Among avant-garde painters and dramatists of Vuillard’s day, shadows were widely equated with the essential, intrinsic self—the inside, the underside, or the dark side—rather than with the external, descriptive appearance of an individual. In Le balayeur sur la voie, the use of silhouette to render the railway sweeper is central to the expressive force of the scene, transforming a familiar urban character into a figure of mystery and portent. We might well recall a piece of advice that Gauguin gave to Émile Bernard in 1888, after instructing him to abjure the use of shadow for traditional illusionistic purposes: “If in your composition, shadow enters as a necessary form, it’s a completely different thing. Thus if instead of a figure you put the shadow only of a person, that is an original departure, the strangeness of which you have calculated” (quoted in N. Forgione, “‘The Shadow Only:’ Shadow and Silhouette in Late Nineteenth-Century Paris,” Art Bulletin, vol. 81, no. 3, September 1999, p. 490).

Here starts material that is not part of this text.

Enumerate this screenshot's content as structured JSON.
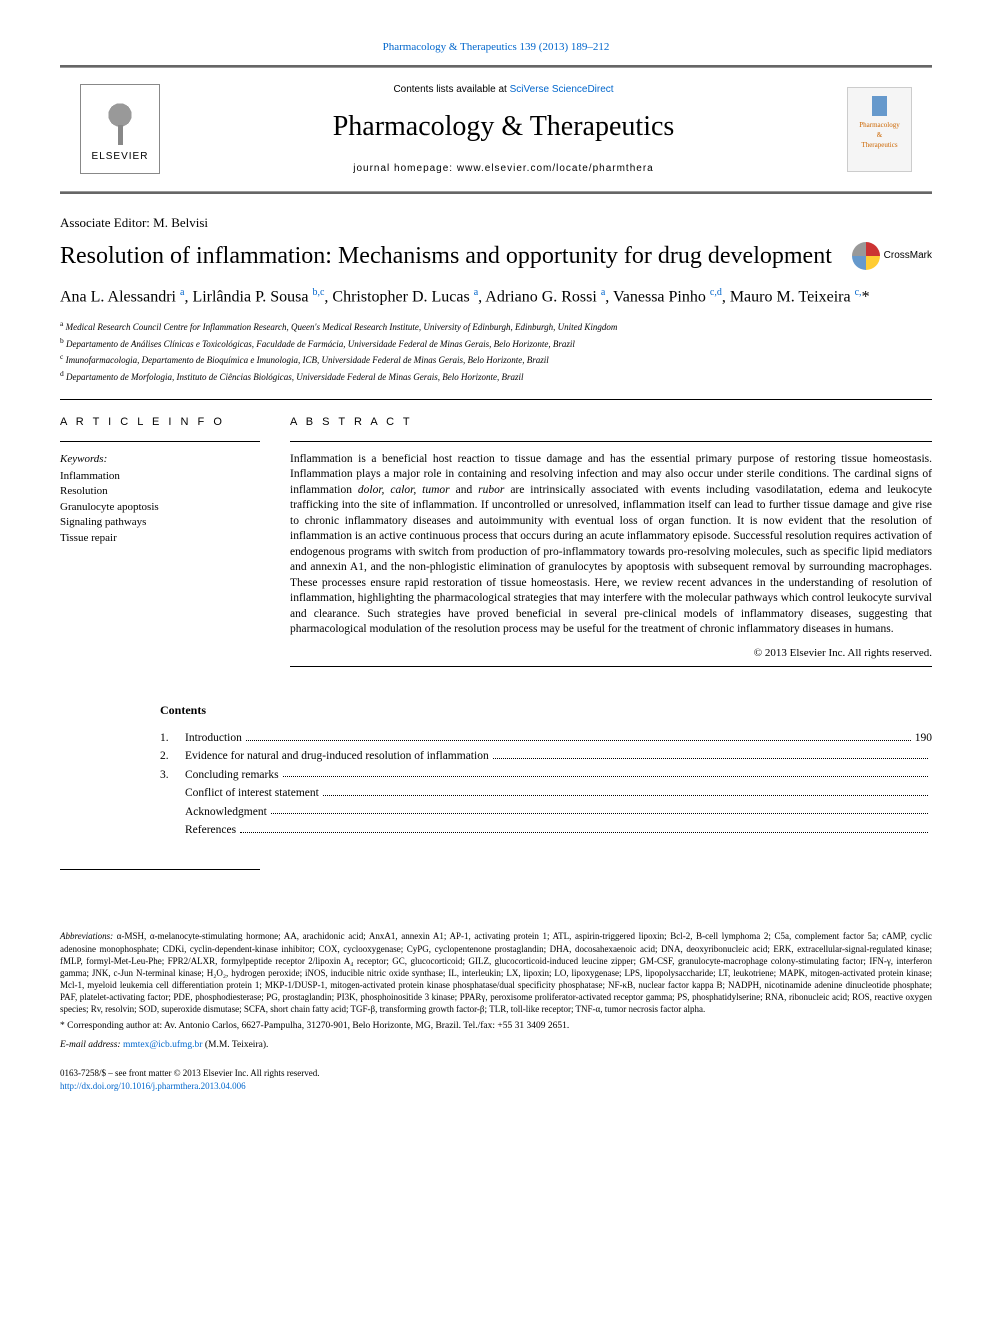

Peggy and David Rockefeller acquired Le balayeur sur la voie from the dealer Sam Salz in 1953. “This painting differs from most Vuillards that we were familiar with...in that it is rather sharper in its outlines,” Mr. Rockefeller recalled. “It was especially admired by Alfred Barr and subsequently by a good many other people who like Vuillard, including William Rubin” (M. Potter et al., op. cit., 1984, p. 212).